61. Biennale Venedig 2026: Kathleen Reinhardt kuratiert den Deutschen Pavillon
Dass die Wahl auf die Direktorin des Georg-Kolbe-Museums in Berlin fiel, ist überraschend. Und nicht nur deshalb vielversprechend.

Das Georg-Kolbe-Museum hat dessen Direktorin Kathleen Reinhardt einmal als einen Ort bezeichnet, den Tourist*innen am vierten Tag ihrer Berlinreise besuchten. Dann, wenn die Sightseeing-Pflicht geschafft und Zeit für Muße ist. Das Museum befindet sich im denkmalgeschützten Haus des Bildhauers Georg Kolbe aus den 1920ern, abseits der ausgetretenen Innenstadtrouten, unweit des Olympiastadions. Es ist eine kleine Westberliner Kunstinstitution der zweiten Reihe, die in den vergangenen Jahren jedoch regelmäßig mit klug kuratierten Ausstellungen auf sich aufmerksam gemacht hat.
Von dort aus geht es für Reinhardt nun ganz nach vorn, an einen Kunstort, der maximale Aufmerksamkeit von selbst generiert: Im kommenden Jahr wird die Kunsthistorikerin den Deutschen Pavillon der Venedig-Biennale kuratieren, wie das Institut für Auslandsbeziehungen am Dienstag mitteilte. Einstimmig habe ein Auswahlgremium sich für Reinhardt entschieden, hieß es in der Pressemitteilung. Die Wahl ist durchaus überraschend – ihre Vorgänger*innen kamen von größeren Institutionen – und gerade deshalb vielversprechend.
Kathleen Reinhardt – jung, ostdeutsch sozialisiert, kuratorisch dezidiert feministisch und auf Diversität ausgerichtet – ist im thüringischen Sondershausen geboren.
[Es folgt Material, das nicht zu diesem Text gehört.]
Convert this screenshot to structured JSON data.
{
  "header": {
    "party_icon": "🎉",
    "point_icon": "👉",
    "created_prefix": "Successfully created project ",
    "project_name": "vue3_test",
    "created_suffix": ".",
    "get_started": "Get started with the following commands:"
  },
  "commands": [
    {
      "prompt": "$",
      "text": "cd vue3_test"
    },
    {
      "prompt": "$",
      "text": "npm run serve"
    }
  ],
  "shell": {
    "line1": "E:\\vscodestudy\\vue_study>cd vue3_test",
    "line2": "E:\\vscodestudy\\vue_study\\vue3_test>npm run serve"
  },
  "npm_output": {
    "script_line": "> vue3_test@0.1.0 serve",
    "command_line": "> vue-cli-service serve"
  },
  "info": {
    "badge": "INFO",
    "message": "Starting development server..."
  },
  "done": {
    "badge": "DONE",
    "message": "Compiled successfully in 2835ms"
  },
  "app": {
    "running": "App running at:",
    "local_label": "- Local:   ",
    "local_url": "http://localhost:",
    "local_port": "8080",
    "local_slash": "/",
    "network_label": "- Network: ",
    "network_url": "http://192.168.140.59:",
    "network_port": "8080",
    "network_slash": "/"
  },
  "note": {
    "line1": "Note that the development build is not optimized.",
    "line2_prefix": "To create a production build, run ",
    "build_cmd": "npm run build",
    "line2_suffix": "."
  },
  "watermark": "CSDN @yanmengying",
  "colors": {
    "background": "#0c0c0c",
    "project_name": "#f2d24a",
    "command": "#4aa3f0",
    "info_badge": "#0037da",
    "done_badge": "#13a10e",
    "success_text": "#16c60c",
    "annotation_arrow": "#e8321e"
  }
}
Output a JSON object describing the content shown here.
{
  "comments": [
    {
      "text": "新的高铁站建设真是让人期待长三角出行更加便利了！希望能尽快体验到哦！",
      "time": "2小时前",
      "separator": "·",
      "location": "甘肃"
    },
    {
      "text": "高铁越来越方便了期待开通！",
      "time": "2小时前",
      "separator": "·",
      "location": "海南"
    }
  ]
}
Sie studierte Literatur- und Kulturwissenschaften und Internationales Management an den Universitäten Bayreuth, Amsterdam und Los Angeles und promovierte zum US-amerikanischen Konzeptkünstler Theaster Gates am Fachbereich Kunst Afrikas der Freien Universität Berlin. Erst leitete sie mehrere Jahre die Studios der südafrikanischen Videokünstlerin Candice Breitz und des kosovarischen Bildhauers Petrit Halilaj.
Dann ging sie 2016 als Kuratorin und Konservatorin für Gegenwartskunst ans Albertinum der Staatlichen Kunstsammlungen Dresden. Viel beachtet war dort vor allem ihre Gruppenausstellung „1 Million Rosen für Angela Davis“ (2021), in der sie sich am DDR-Personenkult um die US-amerikanische Bürgerrechtlerin abarbeitete. Pionierarbeit leistete sie auch mit dem von ihr initiierten Forschungsprojekt „Revolutionary Romances? Transkulturelle Kunstgeschichten in der DDR“ zu den kulturellen Beziehungen der DDR der 1950er und 60er Jahre zu Ländern des Globalen Südens.
Seit Dezember 2022 im Berliner Georg-Kolbe-Museum, legte sie dort wiederum von Beginn an einen Schwerpunkt auf den Dialog zwischen der Geschichte und Sammlung des Hauses mit dem Werk zeitgenössischer Künstlerinnen. Im vergangenen Jahr richtete sie gemeinsam mit dem Haus am Waldsee und den Sophiensälen eine Werkschau der Choreografin Gisèle Vienne aus, die von vielen zu den besten Ausstellungen des Jahres 2024 gezählt wurde. Vor zwei Wochen erst eröffnete Reinhardt die Gruppenausstellung „Tea and Dry Biscuits“ zum 75. Jubiläum des Museums.
Kunst biete in unserer höchst herausfordernden Gegenwart dringend benötigte Freiräume für kreative Visionen, für Begegnung, für gesellschaftliche Aushandlung und für gemeinsame kritische Reflexion, so formuliert es Reinhardt im Statement zu ihrer Wahl als Kuratorin. Sie nennt die „im Deutschen Pavillon traditionsgemäß betriebene kritische Auseinandersetzung mit Geschichte und Gesellschaft“ einen idealen Ausgangspunkt, zu fragen, „wo wir stehen, wie wir hierhergekommen sind, und vor allem, wohin wir gehen und wie dies aussehen und sich anfühlen könnte“. Ob und welche Antworten sie darauf gefunden hat, wird sich im Mai 2026 herausstellen, wenn die 61. Biennale di Venezia eröffnet.